Музыкальная терапия для детей с аутизмом - Джульетта Алвин
Шрифт:
Интервал:
Закладка:
Если, как это нередко бывает на занятиях музыкальной терапии, ребенок раскидывает по комнате предметы, то мать, присутствующая на занятии, скорее всего, сама начнет поднимать их с пола, хотя терапевт просил ребенка собрать их. Обычно на такое требование ребенок отвечает агрессивными манипуляциями – ситуация, в домашнем кругу хорошо известная. Постепенно мать начинает понимать, что вмешиваться и поднимать вещи ей не следует, если она, подобно терапевту, не допускает попыток манипулировать собой.
Иногда бывает, что ребенок с аутизмом рождается у родителей с высоким уровнем интеллекта. Еще до рождения сына или дочери родители создают для себя его (ее) образ – ребенка, восприимчивого к окружающей его культурной атмосфере, наследника их интеллектуальных занятий. Однако их надежды на то, что они дадут сыну или дочери выдающееся образование, рушатся, хотя мать с отцом могут и не отвергать своего ребенка.
Вот случай с одной женщиной—решительным, образованным и музыкальным человеком. Она мечтала открыть своему ребенку мир культуры, к которому принадлежала сама. Ее сын, шести лет, первый в семье, страдал аутизмом, был пассивным и замкнутым.
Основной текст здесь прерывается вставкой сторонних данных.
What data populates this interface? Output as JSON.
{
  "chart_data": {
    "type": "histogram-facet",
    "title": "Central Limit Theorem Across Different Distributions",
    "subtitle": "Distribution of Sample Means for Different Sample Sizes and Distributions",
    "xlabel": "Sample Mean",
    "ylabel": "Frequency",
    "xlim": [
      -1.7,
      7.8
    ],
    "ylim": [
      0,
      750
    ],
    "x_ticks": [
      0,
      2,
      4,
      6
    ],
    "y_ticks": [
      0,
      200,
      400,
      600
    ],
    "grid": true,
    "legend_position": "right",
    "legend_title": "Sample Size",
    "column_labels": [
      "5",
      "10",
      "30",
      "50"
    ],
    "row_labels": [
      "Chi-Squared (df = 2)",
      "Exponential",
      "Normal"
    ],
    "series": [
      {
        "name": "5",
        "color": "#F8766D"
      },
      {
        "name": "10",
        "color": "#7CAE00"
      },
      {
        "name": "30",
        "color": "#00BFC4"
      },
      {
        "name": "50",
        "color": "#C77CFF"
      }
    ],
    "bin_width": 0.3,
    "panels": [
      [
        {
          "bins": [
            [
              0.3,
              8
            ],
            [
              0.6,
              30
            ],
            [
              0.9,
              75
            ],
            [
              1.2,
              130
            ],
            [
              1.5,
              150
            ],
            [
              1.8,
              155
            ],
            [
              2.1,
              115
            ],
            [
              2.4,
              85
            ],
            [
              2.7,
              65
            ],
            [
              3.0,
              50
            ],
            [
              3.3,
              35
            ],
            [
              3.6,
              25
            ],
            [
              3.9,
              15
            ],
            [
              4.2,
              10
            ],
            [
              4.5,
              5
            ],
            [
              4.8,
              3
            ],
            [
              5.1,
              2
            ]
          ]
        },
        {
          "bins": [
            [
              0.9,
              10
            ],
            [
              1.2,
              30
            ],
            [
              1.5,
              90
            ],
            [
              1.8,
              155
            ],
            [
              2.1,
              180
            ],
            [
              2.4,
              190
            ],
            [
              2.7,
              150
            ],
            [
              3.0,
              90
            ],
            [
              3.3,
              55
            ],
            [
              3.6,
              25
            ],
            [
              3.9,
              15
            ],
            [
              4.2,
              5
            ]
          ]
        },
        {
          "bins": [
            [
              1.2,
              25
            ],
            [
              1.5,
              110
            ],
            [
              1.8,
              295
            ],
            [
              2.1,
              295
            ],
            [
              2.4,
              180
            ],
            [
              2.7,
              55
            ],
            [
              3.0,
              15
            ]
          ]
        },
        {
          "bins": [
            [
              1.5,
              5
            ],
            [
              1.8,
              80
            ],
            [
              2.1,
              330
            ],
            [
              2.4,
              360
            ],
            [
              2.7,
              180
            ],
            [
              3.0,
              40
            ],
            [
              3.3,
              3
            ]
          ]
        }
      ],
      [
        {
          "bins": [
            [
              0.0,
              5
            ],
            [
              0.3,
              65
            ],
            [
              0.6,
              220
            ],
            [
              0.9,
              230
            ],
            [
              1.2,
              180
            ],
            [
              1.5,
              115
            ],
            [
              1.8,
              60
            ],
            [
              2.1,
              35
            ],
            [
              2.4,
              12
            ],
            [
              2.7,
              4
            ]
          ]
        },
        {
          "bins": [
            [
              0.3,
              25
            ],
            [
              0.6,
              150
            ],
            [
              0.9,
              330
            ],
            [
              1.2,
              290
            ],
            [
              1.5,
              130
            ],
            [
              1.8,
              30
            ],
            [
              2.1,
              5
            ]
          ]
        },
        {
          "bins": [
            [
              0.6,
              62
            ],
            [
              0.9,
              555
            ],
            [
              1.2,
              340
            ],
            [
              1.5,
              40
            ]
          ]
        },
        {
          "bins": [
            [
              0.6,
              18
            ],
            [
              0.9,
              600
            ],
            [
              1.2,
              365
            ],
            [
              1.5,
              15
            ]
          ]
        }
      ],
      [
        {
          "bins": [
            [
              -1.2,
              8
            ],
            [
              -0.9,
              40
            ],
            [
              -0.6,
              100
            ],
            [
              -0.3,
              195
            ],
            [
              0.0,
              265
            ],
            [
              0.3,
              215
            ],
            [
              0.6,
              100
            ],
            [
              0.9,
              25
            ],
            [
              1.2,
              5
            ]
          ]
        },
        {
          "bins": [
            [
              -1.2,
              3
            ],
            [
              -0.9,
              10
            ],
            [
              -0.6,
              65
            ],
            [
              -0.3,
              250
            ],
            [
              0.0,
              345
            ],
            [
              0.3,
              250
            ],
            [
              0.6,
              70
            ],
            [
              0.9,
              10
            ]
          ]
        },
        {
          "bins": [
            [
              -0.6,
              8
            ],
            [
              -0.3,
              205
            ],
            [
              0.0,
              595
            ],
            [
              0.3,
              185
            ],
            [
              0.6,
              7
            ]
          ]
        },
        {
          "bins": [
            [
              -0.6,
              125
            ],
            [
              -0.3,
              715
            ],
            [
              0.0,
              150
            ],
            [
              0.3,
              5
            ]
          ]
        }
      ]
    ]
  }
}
Когда было решено, что ему нужно заниматься музыкой, мы дали матери возможность, о которой она так мечтала, а именно: самой заниматься интеллектуальным и эмоциональным развитием сына.
Мальчик хорошо откликался на музыку, несмотря на свою пассивность и негативизм. Однако семья жила слишком далеко от Лондона и не могла часто привозить маленького ребенка на занятия, а музыкального терапевта в то время в их районе не было. Мы сошлись на том, что приезжать к терапевту вместе с сыном мама будет лишь время от времени, но регулярно будет ездить к нему одна, с тем чтобы получать советы и инструкции для домашних занятий с сыном и еженедельно рассказывать терапевту, как продвигаются дела.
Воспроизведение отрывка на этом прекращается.